Doesn’t the new wording mean exactly the same as the old wording? Not according to HMRC!

HMRC’s view is that the new wording is wider in scope – and it catches some advisers who were not caught by the original wording.

In particular HMRC’s view is that “material aid or assistance” may be given by an adviser who completes no tax returns, prepares no tax computations and makes no submissions to HMRC on behalf of any of his clients. There are, for example, firms that specialise in advising businesses about the claims they can make for capital allowances or research and development expenditures – perhaps liaising with the taxpayer’s accountants – but without going so far as to quantify the tax implications. HMRC’s view is that such firms became (for the first time) obliged to register for AML supervision as a result of this change in wording in 2020.

Late registration

The danger for such firms is that – if they are not already supervised for AML purposes either by one of the professional bodies or by HMRC – they may be penalised for late registration.

HMRC have a standard protocol for calculating the financial penalty for late registration in such cases. The total penalty chargeable will be subject to a cap based on the firm’s latest annual gross profit, so that normally the penalty will be less than one-third of that figure (however late the registration is).

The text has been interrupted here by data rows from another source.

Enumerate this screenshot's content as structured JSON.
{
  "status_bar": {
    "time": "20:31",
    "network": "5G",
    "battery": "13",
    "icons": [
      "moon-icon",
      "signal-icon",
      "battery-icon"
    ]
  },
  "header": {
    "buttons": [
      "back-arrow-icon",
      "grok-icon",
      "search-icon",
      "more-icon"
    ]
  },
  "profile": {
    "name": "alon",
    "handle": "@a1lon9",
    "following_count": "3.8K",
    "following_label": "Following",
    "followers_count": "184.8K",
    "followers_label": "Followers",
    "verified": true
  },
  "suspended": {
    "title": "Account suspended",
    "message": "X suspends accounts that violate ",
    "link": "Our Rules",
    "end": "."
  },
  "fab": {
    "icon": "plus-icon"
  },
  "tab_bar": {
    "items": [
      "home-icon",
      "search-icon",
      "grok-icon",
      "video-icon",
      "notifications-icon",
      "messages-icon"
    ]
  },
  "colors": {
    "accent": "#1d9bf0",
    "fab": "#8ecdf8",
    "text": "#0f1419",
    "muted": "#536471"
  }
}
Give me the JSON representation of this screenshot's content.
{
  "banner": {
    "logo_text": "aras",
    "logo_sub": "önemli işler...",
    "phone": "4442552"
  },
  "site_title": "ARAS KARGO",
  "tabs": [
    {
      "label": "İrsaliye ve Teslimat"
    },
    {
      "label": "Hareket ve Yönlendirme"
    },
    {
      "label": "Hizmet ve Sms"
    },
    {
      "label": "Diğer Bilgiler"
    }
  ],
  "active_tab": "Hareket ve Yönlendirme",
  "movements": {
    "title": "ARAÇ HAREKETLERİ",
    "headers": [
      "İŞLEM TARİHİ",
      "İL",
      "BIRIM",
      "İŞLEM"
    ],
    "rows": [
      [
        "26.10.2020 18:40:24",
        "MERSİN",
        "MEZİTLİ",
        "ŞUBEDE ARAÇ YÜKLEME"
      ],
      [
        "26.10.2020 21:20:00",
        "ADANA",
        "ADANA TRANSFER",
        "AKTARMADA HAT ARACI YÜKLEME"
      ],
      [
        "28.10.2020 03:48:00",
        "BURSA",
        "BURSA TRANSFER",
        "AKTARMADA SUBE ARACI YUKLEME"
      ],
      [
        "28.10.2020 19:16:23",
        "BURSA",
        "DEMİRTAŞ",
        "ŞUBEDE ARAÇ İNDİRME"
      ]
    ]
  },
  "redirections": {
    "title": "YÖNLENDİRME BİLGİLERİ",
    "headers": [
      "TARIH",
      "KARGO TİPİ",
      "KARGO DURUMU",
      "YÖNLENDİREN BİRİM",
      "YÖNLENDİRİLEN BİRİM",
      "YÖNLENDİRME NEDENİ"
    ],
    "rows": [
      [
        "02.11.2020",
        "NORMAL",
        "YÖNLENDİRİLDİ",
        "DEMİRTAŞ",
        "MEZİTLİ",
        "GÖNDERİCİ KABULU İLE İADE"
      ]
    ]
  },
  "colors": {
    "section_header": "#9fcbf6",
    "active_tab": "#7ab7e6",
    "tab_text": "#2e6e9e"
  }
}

Subject to that cap, the late registration penalty may be up to £5,000 for each calendar quarter (or part of a quarter) by which the registration is late, subject to a maximum penalty of £100,000 where the registration is 5 years or more late.

Reductions in penalty

It is however possible to reduce the actual penalty very substantially by (i) making a voluntary and unprompted disclosure to HMRC that there has been a failure to register on time and (ii) paying the penalty promptly once it has been confirmed.

Conclusion

Hopefully this article will leave you with a clear understanding of whether or not you need to register for AML supervision and may be at risk of a late registration penalty.